Não há alternativas
O Ministério Público de Santa Catarina (MPSC) protocolou um pedido de arquivamento das investigações sobre a morte do cão Orelha, ocorrida em 4 de janeiro de 2026, na Praia Brava, em Florianópolis. A solicitação foi feita devido à ausência de provas que sustentassem a continuidade do caso. O relatório, com 170 páginas, foi encaminhado à juíza Vanessa Bonetti Haupenthal, da Vara da Infância, na última sexta-feira, 8 de maio.
Inicialmente, três meses após a morte do animal, o MPSC havia requerido novas diligências à Polícia Civil, mesmo após a conclusão do inquérito, indicando lacunas e inconsistências nas evidências coletadas durante a investigação. Tais medidas visavam aprofundar as provas e corrigir contradições detectadas ao longo do processo.

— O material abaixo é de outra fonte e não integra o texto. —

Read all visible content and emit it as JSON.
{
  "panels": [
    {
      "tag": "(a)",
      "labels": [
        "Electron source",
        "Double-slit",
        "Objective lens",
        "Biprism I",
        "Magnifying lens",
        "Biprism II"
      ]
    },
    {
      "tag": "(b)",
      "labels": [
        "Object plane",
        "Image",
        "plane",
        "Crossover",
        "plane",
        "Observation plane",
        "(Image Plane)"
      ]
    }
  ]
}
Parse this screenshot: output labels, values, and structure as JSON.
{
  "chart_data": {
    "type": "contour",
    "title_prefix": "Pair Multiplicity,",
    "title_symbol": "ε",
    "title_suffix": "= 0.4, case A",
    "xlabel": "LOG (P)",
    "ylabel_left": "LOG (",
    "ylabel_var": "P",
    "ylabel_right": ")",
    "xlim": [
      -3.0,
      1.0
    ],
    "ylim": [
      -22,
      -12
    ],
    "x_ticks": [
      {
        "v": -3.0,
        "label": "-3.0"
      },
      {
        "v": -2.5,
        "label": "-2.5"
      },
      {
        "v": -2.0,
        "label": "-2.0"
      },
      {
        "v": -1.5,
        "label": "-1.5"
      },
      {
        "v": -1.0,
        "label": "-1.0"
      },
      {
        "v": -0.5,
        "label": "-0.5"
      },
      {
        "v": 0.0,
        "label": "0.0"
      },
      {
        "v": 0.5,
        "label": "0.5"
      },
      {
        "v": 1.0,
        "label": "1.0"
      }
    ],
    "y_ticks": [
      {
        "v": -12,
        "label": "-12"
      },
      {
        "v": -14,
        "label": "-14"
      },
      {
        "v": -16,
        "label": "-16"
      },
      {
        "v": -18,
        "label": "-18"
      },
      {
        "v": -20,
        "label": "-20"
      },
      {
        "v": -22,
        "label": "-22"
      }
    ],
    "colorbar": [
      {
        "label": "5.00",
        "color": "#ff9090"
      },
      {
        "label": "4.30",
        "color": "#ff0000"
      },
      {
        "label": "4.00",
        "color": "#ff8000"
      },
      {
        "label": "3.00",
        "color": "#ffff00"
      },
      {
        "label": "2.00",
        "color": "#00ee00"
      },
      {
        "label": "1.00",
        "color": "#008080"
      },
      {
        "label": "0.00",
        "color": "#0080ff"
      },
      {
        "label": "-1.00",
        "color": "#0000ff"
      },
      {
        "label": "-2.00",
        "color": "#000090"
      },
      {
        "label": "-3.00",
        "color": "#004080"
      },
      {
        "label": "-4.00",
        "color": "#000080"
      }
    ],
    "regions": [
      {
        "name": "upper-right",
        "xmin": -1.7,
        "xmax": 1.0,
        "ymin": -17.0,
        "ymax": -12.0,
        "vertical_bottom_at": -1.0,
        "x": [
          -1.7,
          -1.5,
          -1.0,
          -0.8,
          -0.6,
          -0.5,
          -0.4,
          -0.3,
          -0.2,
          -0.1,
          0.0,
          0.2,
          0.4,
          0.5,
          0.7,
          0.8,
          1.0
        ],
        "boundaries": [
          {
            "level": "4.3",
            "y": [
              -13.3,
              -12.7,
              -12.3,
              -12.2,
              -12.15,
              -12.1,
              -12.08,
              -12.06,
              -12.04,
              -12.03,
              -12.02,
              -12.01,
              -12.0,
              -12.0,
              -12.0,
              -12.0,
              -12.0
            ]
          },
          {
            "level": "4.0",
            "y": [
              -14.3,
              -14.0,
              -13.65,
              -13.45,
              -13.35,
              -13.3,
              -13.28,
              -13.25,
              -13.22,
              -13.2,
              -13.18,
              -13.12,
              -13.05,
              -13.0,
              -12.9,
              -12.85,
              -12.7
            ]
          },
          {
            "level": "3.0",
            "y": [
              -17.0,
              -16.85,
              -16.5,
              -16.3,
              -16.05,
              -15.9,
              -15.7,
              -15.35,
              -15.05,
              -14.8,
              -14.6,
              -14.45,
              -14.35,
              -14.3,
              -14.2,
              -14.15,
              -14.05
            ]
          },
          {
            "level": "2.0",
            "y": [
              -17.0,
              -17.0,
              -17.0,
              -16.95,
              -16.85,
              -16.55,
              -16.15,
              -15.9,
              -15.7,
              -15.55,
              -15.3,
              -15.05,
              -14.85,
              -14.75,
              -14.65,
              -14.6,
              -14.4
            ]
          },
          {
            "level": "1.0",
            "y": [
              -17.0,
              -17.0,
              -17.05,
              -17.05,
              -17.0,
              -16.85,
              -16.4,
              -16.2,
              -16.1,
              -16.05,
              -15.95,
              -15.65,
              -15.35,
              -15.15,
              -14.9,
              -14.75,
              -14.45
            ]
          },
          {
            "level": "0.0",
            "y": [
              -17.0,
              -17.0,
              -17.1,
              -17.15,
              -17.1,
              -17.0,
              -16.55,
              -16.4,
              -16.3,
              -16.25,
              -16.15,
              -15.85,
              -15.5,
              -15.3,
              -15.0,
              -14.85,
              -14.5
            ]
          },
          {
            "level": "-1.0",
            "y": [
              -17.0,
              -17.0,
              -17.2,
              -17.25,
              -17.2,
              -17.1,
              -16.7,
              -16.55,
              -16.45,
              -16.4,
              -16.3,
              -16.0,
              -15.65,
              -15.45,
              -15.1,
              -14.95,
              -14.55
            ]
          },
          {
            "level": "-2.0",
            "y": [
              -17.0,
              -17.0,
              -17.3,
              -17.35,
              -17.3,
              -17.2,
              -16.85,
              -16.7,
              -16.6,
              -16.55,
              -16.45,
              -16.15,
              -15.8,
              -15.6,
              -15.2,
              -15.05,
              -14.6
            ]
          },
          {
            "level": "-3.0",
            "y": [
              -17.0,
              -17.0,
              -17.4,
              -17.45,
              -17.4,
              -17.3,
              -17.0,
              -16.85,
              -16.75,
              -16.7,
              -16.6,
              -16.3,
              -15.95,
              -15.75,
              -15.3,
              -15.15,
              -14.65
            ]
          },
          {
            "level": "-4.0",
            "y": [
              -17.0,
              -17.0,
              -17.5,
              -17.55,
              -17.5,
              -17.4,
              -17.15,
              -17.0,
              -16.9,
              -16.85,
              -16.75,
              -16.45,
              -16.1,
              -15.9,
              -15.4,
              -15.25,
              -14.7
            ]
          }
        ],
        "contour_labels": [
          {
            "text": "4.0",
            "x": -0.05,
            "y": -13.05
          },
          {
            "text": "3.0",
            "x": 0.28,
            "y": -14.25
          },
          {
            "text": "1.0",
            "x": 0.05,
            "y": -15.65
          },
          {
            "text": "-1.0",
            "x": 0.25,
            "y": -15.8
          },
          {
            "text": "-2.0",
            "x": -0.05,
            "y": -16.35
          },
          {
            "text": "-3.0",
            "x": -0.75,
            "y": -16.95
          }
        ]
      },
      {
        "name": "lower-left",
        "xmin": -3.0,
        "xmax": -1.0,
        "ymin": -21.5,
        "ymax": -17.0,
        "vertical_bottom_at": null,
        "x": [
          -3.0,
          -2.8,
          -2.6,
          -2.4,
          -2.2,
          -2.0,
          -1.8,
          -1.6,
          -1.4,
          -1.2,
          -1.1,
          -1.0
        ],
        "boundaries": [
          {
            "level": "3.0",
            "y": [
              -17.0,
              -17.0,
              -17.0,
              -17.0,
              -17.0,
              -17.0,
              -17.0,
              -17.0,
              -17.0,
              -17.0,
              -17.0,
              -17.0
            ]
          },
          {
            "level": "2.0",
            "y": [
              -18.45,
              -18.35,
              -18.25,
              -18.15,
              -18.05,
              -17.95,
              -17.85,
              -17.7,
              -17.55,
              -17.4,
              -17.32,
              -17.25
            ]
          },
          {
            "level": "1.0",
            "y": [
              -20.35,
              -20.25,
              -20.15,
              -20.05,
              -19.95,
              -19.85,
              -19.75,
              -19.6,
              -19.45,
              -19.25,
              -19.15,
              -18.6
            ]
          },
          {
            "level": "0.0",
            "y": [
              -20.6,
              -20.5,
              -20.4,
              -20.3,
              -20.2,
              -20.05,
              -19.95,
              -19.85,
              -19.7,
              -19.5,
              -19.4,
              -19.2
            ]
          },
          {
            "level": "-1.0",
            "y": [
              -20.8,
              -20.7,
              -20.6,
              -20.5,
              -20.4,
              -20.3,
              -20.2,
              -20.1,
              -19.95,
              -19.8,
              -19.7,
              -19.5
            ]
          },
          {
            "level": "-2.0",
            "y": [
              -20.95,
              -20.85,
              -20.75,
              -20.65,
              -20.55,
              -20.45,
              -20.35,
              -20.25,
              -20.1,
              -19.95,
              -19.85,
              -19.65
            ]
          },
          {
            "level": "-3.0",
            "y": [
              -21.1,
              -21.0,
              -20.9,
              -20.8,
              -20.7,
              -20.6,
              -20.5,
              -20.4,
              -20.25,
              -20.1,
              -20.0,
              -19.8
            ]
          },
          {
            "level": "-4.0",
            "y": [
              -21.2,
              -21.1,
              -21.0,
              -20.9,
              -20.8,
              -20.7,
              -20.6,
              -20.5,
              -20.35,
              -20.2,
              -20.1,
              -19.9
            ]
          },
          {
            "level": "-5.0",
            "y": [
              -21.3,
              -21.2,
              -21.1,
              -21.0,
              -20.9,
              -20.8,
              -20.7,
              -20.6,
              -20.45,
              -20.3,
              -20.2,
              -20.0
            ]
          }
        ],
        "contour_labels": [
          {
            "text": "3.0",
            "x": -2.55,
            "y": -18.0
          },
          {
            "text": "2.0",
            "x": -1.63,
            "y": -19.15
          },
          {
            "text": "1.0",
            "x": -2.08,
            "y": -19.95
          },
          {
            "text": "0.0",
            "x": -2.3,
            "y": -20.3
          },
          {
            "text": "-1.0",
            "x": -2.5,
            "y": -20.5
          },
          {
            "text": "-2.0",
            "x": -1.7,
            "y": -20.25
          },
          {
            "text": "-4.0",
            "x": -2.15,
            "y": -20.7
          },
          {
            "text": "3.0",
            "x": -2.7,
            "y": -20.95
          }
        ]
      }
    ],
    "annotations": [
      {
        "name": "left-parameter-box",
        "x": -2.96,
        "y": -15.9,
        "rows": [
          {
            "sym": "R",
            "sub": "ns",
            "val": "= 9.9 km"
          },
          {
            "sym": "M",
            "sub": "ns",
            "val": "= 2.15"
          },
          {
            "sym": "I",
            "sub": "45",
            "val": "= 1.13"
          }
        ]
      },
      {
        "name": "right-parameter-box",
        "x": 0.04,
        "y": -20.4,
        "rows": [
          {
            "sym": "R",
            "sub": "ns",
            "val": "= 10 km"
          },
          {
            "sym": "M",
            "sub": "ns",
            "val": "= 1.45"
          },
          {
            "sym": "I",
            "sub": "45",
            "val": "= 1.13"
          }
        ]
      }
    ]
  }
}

Após o aprofundamento das investigações, a Polícia Civil havia indicado que Orelha foi vítima de agressão, levando ao indiciamento de um adolescente por suposta participação na morte do animal. Contudo, o Ministério Público não encontrou elementos suficientes que justificassem a continuidade das ações. A exumação do corpo do cão foi realizada para um novo laudo, que não conseguiu identificar a causa da morte. Embora o laudo da Polícia Científica tenha descartado fraturas no esqueleto, foi ressaltado que isso não indica a ausência de trauma cranioencefálico ou lesões em outras partes do corpo.
Durante as investigações, a Polícia Civil também afirmou que não possui imagens que comprovem as agressões sofridas pelo cão. Agora, caberá à juíza tomar a decisão final sobre o arquivamento do caso. A morte do cão Orelha foi um evento que gerou grande repercussão na comunidade local, refletindo a preocupação com a proteção dos animais e levantando questões sobre a aplicação da lei em casos de maus-tratos. A decisão do MPSC e seus desdobramentos serão aguardados com atenção pela sociedade e pelos defensores dos direitos dos animais.